This is a very tough subject for me. I have two older brothers. I haven’t spoken to either of them for years. I haven’t had a non-contentious conversation with them for longer than that. It’s sad. I’m not sure much in life is sadder than children who grew up in the same household, who shared years and years of common experiences growing up to be total strangers. It feels awful to know that there is someone else in this world who has the same ancestry, those same memories and yet you can’t communicate. For one reason or another, you can’t talk to them to even reminisce about times gone by, good or bad. They don’t see the world, the past, the present or the future, the same way you do. There is no common ground. After all, when the people that populate your childhood and growing years are all gone, only your siblings remain as someone who knew anything about those ever-so-important people.
What is worse is living like this, knowing there is a sibling for you out there and you are in this situation, watching other people who have “normal” relationships with their siblings in their life. They walk, talk, share and sometimes nurture one another and it’s hard not to wonder why it couldn’t be that way for you. Jealousy is an ugly thing, but I can say I am jealous of people who get along with their siblings well enough to have them in their life, even if only to share a Christmas meal. It’s something I don’t have, and yet, I’ve chosen for it to be this way. Life is just easier without them. The contention that comes when we do attempt, let’s call it, connectivity, is more than I want to deal with in life. Sometimes you’re actually better off without someone in your life than you would be with them.

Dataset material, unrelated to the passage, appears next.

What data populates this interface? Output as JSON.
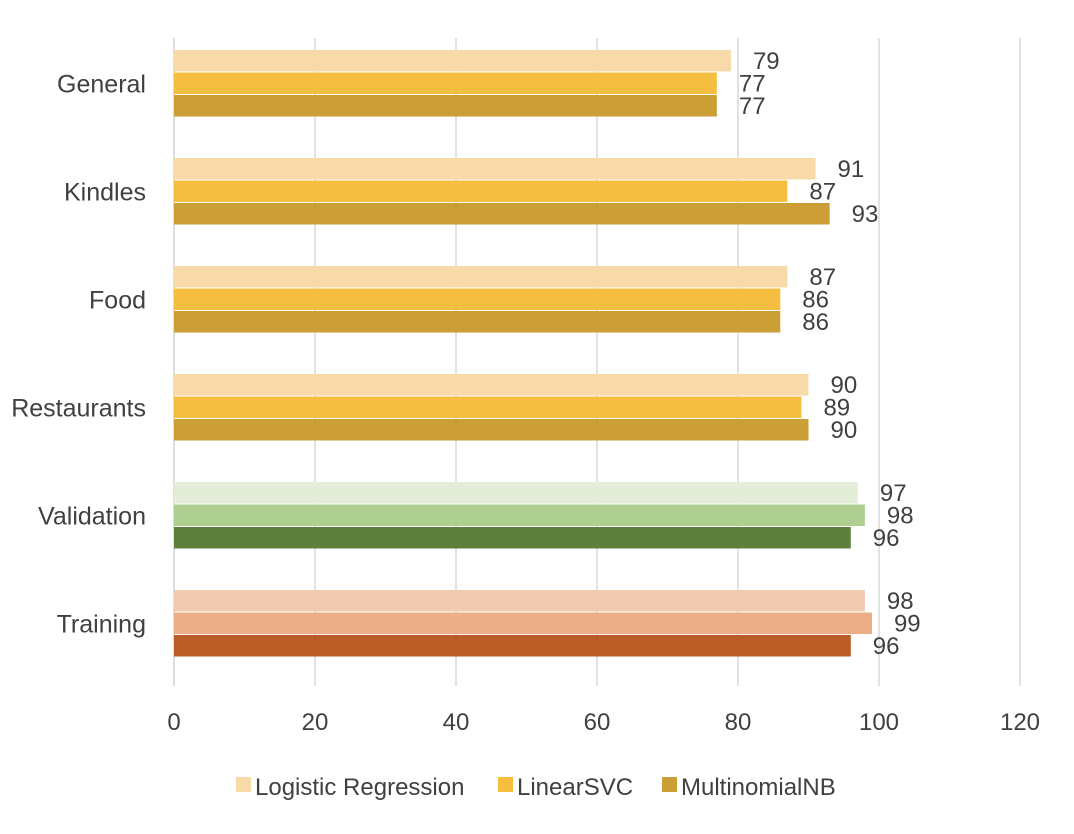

It takes two to tango and I’m an unwilling partner in the dance now. I’ve been flung about trying to keep up with their machinations at dancing the dance too many times. I’m just not willing to get out on the floor anymore. The good memories still don’t outweigh the bad feelings. That may never happen.
This happens to people all the time and more often than not, it happens with siblings. When you think about it, maybe it’s a natural thing. Consider Cain and Able, fighting to see who got the better deal. Perhaps any siblings are just lucky if they don’t kill one another.